ミヒャエル・シャーデさん、フランツ=ヨーゼフ・ゼーリッヒさん、ヴォルフガング・コッホさんを始め男性陣の歌手は万全!シャーデさんは魔笛のタミーノをよく歌っている印象がありましたが、いつの間にかフロレスタンも歌うんですね~。第2幕冒頭のアリアなど、新国立劇場の時のステファン・グールドさんとはまた別の魅力を持った素晴らしいフロレスタンでした。
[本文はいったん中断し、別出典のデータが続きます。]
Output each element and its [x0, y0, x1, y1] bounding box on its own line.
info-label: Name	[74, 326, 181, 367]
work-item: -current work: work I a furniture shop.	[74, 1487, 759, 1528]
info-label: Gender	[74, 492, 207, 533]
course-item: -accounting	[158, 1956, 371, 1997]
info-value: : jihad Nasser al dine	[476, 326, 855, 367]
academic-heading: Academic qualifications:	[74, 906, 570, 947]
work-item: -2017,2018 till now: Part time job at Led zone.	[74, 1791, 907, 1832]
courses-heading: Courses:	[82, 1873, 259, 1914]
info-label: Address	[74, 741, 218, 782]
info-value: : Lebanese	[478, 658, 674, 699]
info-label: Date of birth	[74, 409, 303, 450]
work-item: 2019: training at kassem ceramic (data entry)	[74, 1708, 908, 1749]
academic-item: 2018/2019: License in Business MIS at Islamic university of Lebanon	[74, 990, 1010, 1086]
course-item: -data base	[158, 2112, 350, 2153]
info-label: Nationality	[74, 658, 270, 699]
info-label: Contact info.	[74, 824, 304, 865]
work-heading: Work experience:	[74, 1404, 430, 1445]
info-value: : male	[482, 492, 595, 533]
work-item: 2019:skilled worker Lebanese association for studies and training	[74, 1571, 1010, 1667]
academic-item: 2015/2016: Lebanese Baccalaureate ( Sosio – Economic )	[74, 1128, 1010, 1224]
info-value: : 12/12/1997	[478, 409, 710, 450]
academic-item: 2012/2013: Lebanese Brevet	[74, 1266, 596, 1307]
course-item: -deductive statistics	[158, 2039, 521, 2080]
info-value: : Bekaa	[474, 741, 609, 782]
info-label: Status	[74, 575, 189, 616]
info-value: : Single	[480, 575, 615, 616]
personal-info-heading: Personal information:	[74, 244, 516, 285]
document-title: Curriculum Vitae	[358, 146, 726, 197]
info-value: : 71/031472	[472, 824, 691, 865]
温かみのある声がロッコによく合うゼーリッヒさん、迫力のピツァロのコッホさんも見事!

 

レオノーラのアドリアンヌ・ピエチョンカさんは第1幕終盤のアリアや第2幕でフロレスタンを助ける場面などさすがの歌!そしてマルツェリーネにモイツァ・エルトマンさんとは何と贅沢な配役なのか!オペラの作品で聴くのはR.シュトラウス/ばらの騎士の可憐なゾフィー(2014年のザルツブルク音楽祭)以来、久しぶりでしたが、美しい声といい、卓抜な演技力といい、魅了されっぱなしでした!

 

パーヴォ・ヤルヴィさんとN響は物語を進めるところ、じっくり歌うところ、メリハリのついた素敵な演奏。キビキビとしたフィデリオ序曲、たっぷり歌ったレオノーレ序曲第3番(第2幕冒頭に置かれていた)、フロレスタンのアリアの前の悲痛で深遠な短調の音楽(レオノーレ3番とのあざやかな対比)、ピツァロがフロレスタン殺害を語る場面での金管の強奏などなど、パーヴォさんならではの振幅の大きな指揮と演奏に大いに魅了されました!新国立劇場の合唱団もさすがのクオリティ、ラストの追い込みも見事でした。

 

 

 

ということで、歌や演奏は大変クオリティの高い公演でしたが、その一方で、やはり私にとってフィデリオは苦手な作品、ということを改めて実感した公演でもありました…。オペラではこれまで3回観てきて、特に昨年の新国立劇場の公演はカタリーナ・ワーグナーさんの斬新な演出もあり、とても楽しめましたが、オペラでなく演奏会形式でより音楽と歌と歌詞に集中すると、どうも馴染めない感を強く持ちます。

 

プログラムのパーヴォさんのメッセージにあったように、このオペラのテーマである愛や正義はもちろん崇高で大切なものだと思いますが、それが声高に語られてもリアリティを持って実感できない、それに尽きるような気がします。ヴェルディのオペラで語られる愛や正義には十二分に共感して涙を流すこともしばしばですが、ヴェルディの時のような感情をなかなか持てないのです…。

 

 

う~ん、フィデリオという作品は、私にはまだまだ距離のある作品ということが、今日の非常にグレードの高い公演で、逆に分ってしまいました(笑)。でも、オペラには沢山の作品があり、得意な作品、不得意な作品、人それぞれ。まだこれから実演に触れる機会もあることでしょう。フィデリオを十分に理解するのは、来年ベートーベン生誕250周年の宿題にしたいと思います!